Community Briefs

Wednesday, November 5, 1997

Community Briefs

Banning bar smoke won’t burn up profits

Jumping into a fray that has pitted cigarette-wielding drinkers
against anti-smoking activists, an UC San Francisco researcher
recently published a study claiming that banning tobacco won’t hurt
business at pubs, brewhouses and bars.

As of Jan. 1, bars will join restaurants and other
establishments as smoke-free — a fate that has many bar owners
worried that profits will be hurt as smoking customers stay
home.

But according to a report by Stanton A. Glantz, a professor of
medicine in the Division of Cardiology at UCSF, and research
associate Lisa Smith, already existing local ordinances that make
bars smoke-free appear to have no impact on business. Their study
appears in the October issue of the American Journal of Public
Health, published this week.

"Legislators and government officials can enact health and
safety regulations to protect patrons and employees in restaurants
in bars from the toxins in secondhand tobacco smoke without fear of
adverse economic consequences," Glantz said.
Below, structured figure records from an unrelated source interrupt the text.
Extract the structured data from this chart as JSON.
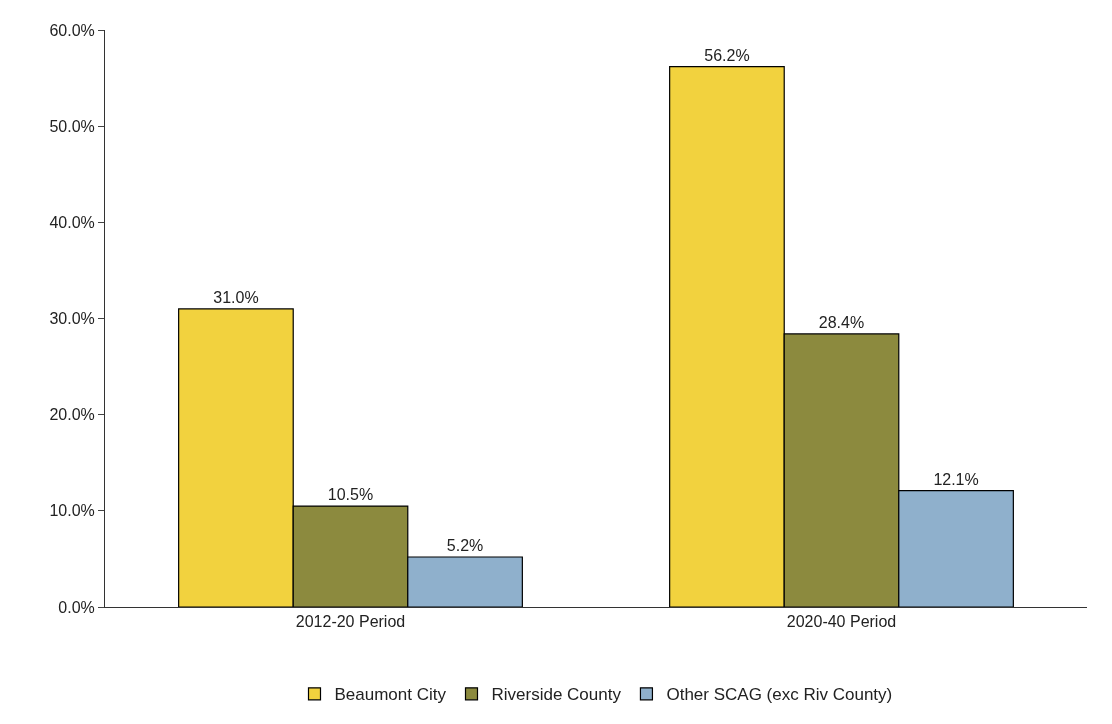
{
  "chart_data": {
    "type": "bar",
    "categories": [
      "2012-20 Period",
      "2020-40 Period"
    ],
    "series": [
      {
        "name": "Beaumont City",
        "color": "#f2d23e",
        "values": [
          31.0,
          56.2
        ],
        "value_labels": [
          "31.0%",
          "56.2%"
        ]
      },
      {
        "name": "Riverside County",
        "color": "#8c8a3e",
        "values": [
          10.5,
          28.4
        ],
        "value_labels": [
          "10.5%",
          "28.4%"
        ]
      },
      {
        "name": "Other SCAG (exc Riv County)",
        "color": "#8fb0cc",
        "values": [
          5.2,
          12.1
        ],
        "value_labels": [
          "5.2%",
          "12.1%"
        ]
      }
    ],
    "ylim": [
      0,
      60
    ],
    "yticks": [
      {
        "value": 0,
        "label": "0.0%"
      },
      {
        "value": 10,
        "label": "10.0%"
      },
      {
        "value": 20,
        "label": "20.0%"
      },
      {
        "value": 30,
        "label": "30.0%"
      },
      {
        "value": 40,
        "label": "40.0%"
      },
      {
        "value": 50,
        "label": "50.0%"
      },
      {
        "value": 60,
        "label": "60.0%"
      }
    ],
    "grid": false,
    "legend": "bottom"
  }
}
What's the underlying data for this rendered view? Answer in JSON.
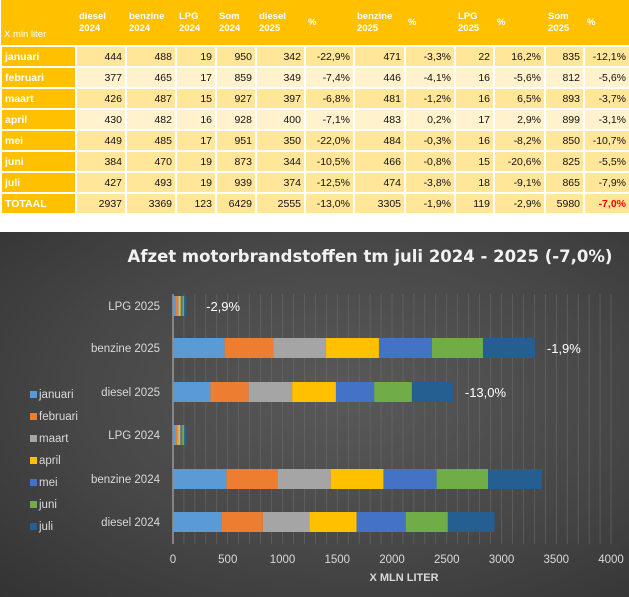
{
  "table": {
    "headers": [
      "X mln liter",
      "diesel 2024",
      "benzine 2024",
      "LPG 2024",
      "Som 2024",
      "diesel 2025",
      "%",
      "benzine 2025",
      "%",
      "LPG 2025",
      "%",
      "Som 2025",
      "%"
    ],
    "rows": [
      {
        "label": "januari",
        "shade": "dark",
        "cells": [
          "444",
          "488",
          "19",
          "950",
          "342",
          "-22,9%",
          "471",
          "-3,3%",
          "22",
          "16,2%",
          "835",
          "-12,1%"
        ]
      },
      {
        "label": "februari",
        "shade": "light",
        "cells": [
          "377",
          "465",
          "17",
          "859",
          "349",
          "-7,4%",
          "446",
          "-4,1%",
          "16",
          "-5,6%",
          "812",
          "-5,6%"
        ]
      },
      {
        "label": "maart",
        "shade": "dark",
        "cells": [
          "426",
          "487",
          "15",
          "927",
          "397",
          "-6,8%",
          "481",
          "-1,2%",
          "16",
          "6,5%",
          "893",
          "-3,7%"
        ]
      },
      {
        "label": "april",
        "shade": "light",
        "cells": [
          "430",
          "482",
          "16",
          "928",
          "400",
          "-7,1%",
          "483",
          "0,2%",
          "17",
          "2,9%",
          "899",
          "-3,1%"
        ]
      },
      {
        "label": "mei",
        "shade": "dark",
        "cells": [
          "449",
          "485",
          "17",
          "951",
          "350",
          "-22,0%",
          "484",
          "-0,3%",
          "16",
          "-8,2%",
          "850",
          "-10,7%"
        ]
      },
      {
        "label": "juni",
        "shade": "dark",
        "cells": [
          "384",
          "470",
          "19",
          "873",
          "344",
          "-10,5%",
          "466",
          "-0,8%",
          "15",
          "-20,6%",
          "825",
          "-5,5%"
        ]
      },
      {
        "label": "juli",
        "shade": "dark",
        "cells": [
          "427",
          "493",
          "19",
          "939",
          "374",
          "-12,5%",
          "474",
          "-3,8%",
          "18",
          "-9,1%",
          "865",
          "-7,9%"
        ]
      },
      {
        "label": "TOTAAL",
        "shade": "dark",
        "cells": [
          "2937",
          "3369",
          "123",
          "6429",
          "2555",
          "-13,0%",
          "3305",
          "-1,9%",
          "119",
          "-2,9%",
          "5980",
          "-7,0%"
        ]
      }
    ],
    "highlight_color": "#FF0000"
  },
  "chart_data": {
    "type": "bar",
    "orientation": "horizontal",
    "stacked": true,
    "title": "Afzet motorbrandstoffen tm juli 2024 - 2025 (-7,0%)",
    "xlabel": "X MLN LITER",
    "xlim": [
      0,
      4000
    ],
    "xticks": [
      "0",
      "500",
      "1000",
      "1500",
      "2000",
      "2500",
      "3000",
      "3500",
      "4000"
    ],
    "grid": true,
    "legend": "left",
    "categories": [
      "LPG 2025",
      "benzine 2025",
      "diesel 2025",
      "LPG 2024",
      "benzine 2024",
      "diesel 2024"
    ],
    "series": [
      {
        "name": "januari",
        "color": "#5B9BD5",
        "values": [
          22,
          471,
          342,
          19,
          488,
          444
        ]
      },
      {
        "name": "februari",
        "color": "#ED7D31",
        "values": [
          16,
          446,
          349,
          17,
          465,
          377
        ]
      },
      {
        "name": "maart",
        "color": "#A5A5A5",
        "values": [
          16,
          481,
          397,
          15,
          487,
          426
        ]
      },
      {
        "name": "april",
        "color": "#FFC000",
        "values": [
          17,
          483,
          400,
          16,
          482,
          430
        ]
      },
      {
        "name": "mei",
        "color": "#4472C4",
        "values": [
          16,
          484,
          350,
          17,
          485,
          449
        ]
      },
      {
        "name": "juni",
        "color": "#70AD47",
        "values": [
          15,
          466,
          344,
          19,
          470,
          384
        ]
      },
      {
        "name": "juli",
        "color": "#255E91",
        "values": [
          18,
          474,
          374,
          19,
          493,
          427
        ]
      }
    ],
    "annotations": [
      {
        "category": "LPG 2025",
        "text": "-2,9%"
      },
      {
        "category": "benzine 2025",
        "text": "-1,9%"
      },
      {
        "category": "diesel 2025",
        "text": "-13,0%"
      }
    ]
  }
}
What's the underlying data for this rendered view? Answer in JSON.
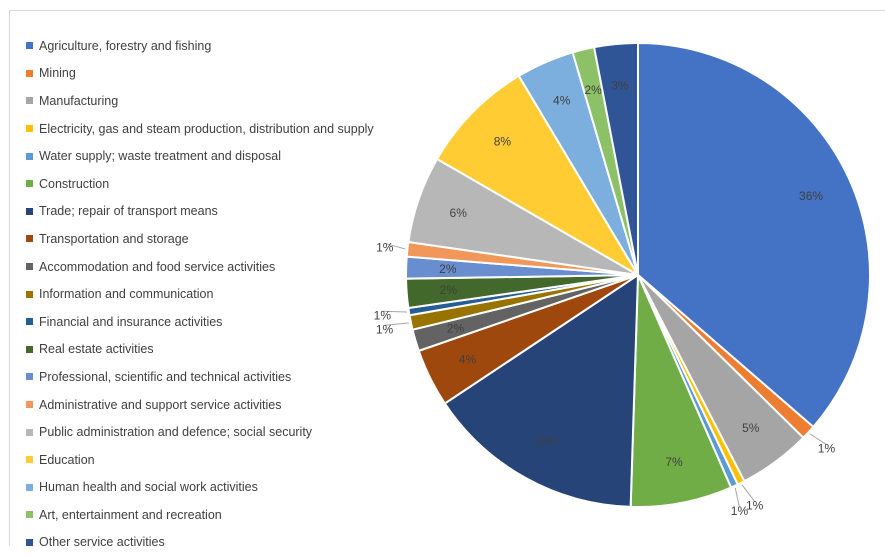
{
  "chart_data": {
    "type": "pie",
    "legend_position": "left",
    "slices": [
      {
        "name": "Agriculture, forestry and fishing",
        "value": 36,
        "label": "36%",
        "color": "#4472C4"
      },
      {
        "name": "Mining",
        "value": 1,
        "label": "1%",
        "color": "#ED7D31"
      },
      {
        "name": "Manufacturing",
        "value": 5,
        "label": "5%",
        "color": "#A5A5A5"
      },
      {
        "name": "Electricity, gas and steam production, distribution and supply",
        "value": 0.5,
        "label": "1%",
        "color": "#FFC000"
      },
      {
        "name": "Water supply; waste treatment and disposal",
        "value": 0.5,
        "label": "1%",
        "color": "#5B9BD5"
      },
      {
        "name": "Construction",
        "value": 7,
        "label": "7%",
        "color": "#70AD47"
      },
      {
        "name": "Trade; repair of transport means",
        "value": 15,
        "label": "15%",
        "color": "#264478"
      },
      {
        "name": "Transportation and storage",
        "value": 4,
        "label": "4%",
        "color": "#9E480E"
      },
      {
        "name": "Accommodation and food service activities",
        "value": 1.5,
        "label": "2%",
        "color": "#636363"
      },
      {
        "name": "Information and communication",
        "value": 1,
        "label": "1%",
        "color": "#997300"
      },
      {
        "name": "Financial and insurance activities",
        "value": 0.5,
        "label": "1%",
        "color": "#255E91"
      },
      {
        "name": "Real estate activities",
        "value": 2,
        "label": "2%",
        "color": "#43682B"
      },
      {
        "name": "Professional, scientific and technical activities",
        "value": 1.5,
        "label": "2%",
        "color": "#698ED0"
      },
      {
        "name": "Administrative and support service activities",
        "value": 1,
        "label": "1%",
        "color": "#F1975A"
      },
      {
        "name": "Public administration and defence; social security",
        "value": 6,
        "label": "6%",
        "color": "#B7B7B7"
      },
      {
        "name": "Education",
        "value": 8,
        "label": "8%",
        "color": "#FFCD33"
      },
      {
        "name": "Human health and social work activities",
        "value": 4,
        "label": "4%",
        "color": "#7CAFDD"
      },
      {
        "name": "Art, entertainment and recreation",
        "value": 1.5,
        "label": "2%",
        "color": "#8CC168"
      },
      {
        "name": "Other service activities",
        "value": 3,
        "label": "3%",
        "color": "#2F5597"
      }
    ]
  }
}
Gardeners protest the stiff price of silence

Gardeners protesting a ban on gasoline-powered leaf blowers
marched on Los Angeles City Hall in their bare feet Tuesday,
contending the ordinance will force them into poverty.

About 200 demonstrators, wearing green T-shirts and carrying
picket signs, marched from the Los Angeles County Social Services
Department to City Hall.

"We walked barefoot to show that … they are virtually taking
our shoes and our shirts off our back," said Adrian Alvarez,
spokesman for the Association of Latin American Gardeners.

Gardeners contend that the ban will cost them time, money and
customers because electrical blowers and other devices are less
efficient.

The protest was staged on the city’s election day to emphasize
the law was approved without "the voice and opinions of the
taxpaying gardeners," Alvarez said.

The ordinance, passed in July, bans the use of the noisy
gas-powered blowers within 500 feet of a home with each violation a
misdemeanor punishable by up to six months in jail and a $1,000
fine.

Researchers find halo around the Milky Way

Scientists from UC Riverside joined researchers at other
universities in announcing the discovery of a huge cloud of
high-energy gamma-rays that form a halo extending into outer space
from the Milky Way.

The new, unexpected distribution of gamma rays, mapped by NASA’s
Compton Gamma Ray Observatory, forms an aurora many thousands of
light years thick and possibly surrounding the entire Milky Way,
the galaxy containing Earth, according to Dave Dixon, an assistant
research physicist at Riverside.

"Looking in any other wavelength, there is nothing out there
that should be obviously making gamma rays. These gamma rays are
providing the first evidence that some high energy process is
occurring out there," Dixon said.

The project’s scientists analyzed data collected by the
Energetic Gamma Ray Experiment Telescope (EGRET), one of four
instruments aboard the Compton Gamma Ray Observatory, which is
orbiting Earth on a satellite to measure and record invisible gamma
rays which cannot be detected on the ground because Earth’s
atmosphere absorbs them.

Gamma rays are of great interest to astrophysicists because they
may offer clues to some of the most violent events in the universe,
such as the process of a dying star becoming a supernova and the
birth of a galaxy.

Compiled from Bruin staff and wire reports.